Lectura: 2 Reyes 4:38-41

Pastora Belkis Fernández, D.Min.


El profeta Eliseo neutralizó un veneno que traía la muerte en la olla. Muchos de sus seguidores morirían. Esa olla estaba destinada a alimentar a los hijos de los profetas que eran discípulos, estudiantes y aprendices de él.


El profeta tenía un buen corazón y le dijo a su criado: «Prepara una comida para mis estudiantes en una olla grande». Había una gran hambruna. Uno de ellos fue al campo y trajo calabazas silvestres envenenadas, pero él no lo sabía. Daba la impresión de ser buenas calabazas. Al servir el guisado, gritaron: «¡Hombre de Dios! Este guisado está envenenado». Eliseo le dijo: «Tráiganme un poco de harina; la arrojó en la olla y dijo: “Ahora está bien, sigan comiendo y ya no les hará daño”».

No había nada purificador en la harina que Eliseo puso en la olla. La verdadera purificación fue una obra milagrosa de Dios.
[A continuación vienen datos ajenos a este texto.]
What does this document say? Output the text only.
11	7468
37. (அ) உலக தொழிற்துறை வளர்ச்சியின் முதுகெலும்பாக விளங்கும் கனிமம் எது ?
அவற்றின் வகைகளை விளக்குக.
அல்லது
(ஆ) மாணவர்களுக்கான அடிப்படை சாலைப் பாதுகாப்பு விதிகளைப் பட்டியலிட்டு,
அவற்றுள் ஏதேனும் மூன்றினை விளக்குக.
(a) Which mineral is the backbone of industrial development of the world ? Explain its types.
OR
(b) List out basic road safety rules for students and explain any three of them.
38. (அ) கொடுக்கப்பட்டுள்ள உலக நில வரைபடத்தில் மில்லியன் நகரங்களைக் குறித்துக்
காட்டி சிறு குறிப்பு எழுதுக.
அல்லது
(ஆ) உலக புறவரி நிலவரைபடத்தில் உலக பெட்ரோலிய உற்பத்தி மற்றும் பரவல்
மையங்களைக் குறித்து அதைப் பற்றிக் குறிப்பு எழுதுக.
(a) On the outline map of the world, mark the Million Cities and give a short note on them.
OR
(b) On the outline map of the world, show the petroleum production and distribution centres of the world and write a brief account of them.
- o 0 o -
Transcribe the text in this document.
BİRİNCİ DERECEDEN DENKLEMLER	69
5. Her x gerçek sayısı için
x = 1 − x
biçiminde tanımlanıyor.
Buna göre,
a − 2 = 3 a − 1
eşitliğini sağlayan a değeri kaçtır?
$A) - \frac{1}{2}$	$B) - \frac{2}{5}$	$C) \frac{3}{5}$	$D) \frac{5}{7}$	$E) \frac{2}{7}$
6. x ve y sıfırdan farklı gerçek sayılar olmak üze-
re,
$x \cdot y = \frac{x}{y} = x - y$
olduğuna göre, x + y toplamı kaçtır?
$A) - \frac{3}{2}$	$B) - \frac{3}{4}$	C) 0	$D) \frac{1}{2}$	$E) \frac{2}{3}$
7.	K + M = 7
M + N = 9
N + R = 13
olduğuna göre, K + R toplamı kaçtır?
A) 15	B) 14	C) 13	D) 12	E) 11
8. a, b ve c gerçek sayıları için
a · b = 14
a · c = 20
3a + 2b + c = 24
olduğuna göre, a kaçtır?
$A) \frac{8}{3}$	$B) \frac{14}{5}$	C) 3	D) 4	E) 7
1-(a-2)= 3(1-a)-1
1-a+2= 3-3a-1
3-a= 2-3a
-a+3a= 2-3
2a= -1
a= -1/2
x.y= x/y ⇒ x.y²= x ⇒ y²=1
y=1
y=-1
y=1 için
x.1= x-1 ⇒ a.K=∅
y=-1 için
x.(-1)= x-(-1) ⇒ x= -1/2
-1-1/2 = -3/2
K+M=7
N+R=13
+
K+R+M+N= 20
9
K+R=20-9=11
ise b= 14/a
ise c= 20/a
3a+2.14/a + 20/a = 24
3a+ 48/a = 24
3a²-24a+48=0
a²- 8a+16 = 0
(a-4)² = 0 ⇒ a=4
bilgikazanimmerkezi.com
¿Qué salimos a buscar? ¿Puede su Espíritu Santo inhibir lo que daña nuestro cuerpo, nuestra mente y nuestro espíritu? ¡Cuántos desafíos ponen en riesgo la vida humana! He visto que incluso un examen médico para diagnóstico, una intervención quirúrgica o cualquier comida puede llevar a la persona a la muerte, sin imaginar lo peor. ¿Cómo podemos desactivar los planes del enemigo de la justicia?

Hoy tenemos la Escritura como el manual de vida. Hay promesas de parte de Dios que, si servimos en la evangelización, aun si bebemos cosas mortíferas, no nos harán daño.


Si hay muerte en la olla, acude a aquel que inhibe todo mal y puede librarnos de la muerte: a nuestro Señor y Salvador Jesucristo.


El Señor mismo vio una higuera que parecía saludable, pero luego la maldijo. A veces caemos en el error de las apariencias. Las apariencias sin fruto no funcionan en la vida cristiana. ¿Qué tenemos en nuestra olla?


Cuidado con lo que oímos, con lo que vemos, con quiénes nos juntamos. Puede que, sin saberlo, nos intoxiquemos. No te dejes engañar; pide discernimiento y sabiduría para tener una buena mayordomía del cuerpo y de la mente. El reto es ser heraldos: que caminemos con el antídoto en nuestras manos y digamos: «Está bien… ya no les hará daño». Que seamos obedientes para que el Señor active las señales que seguirán a quienes proclamen el evangelio de Jesucristo.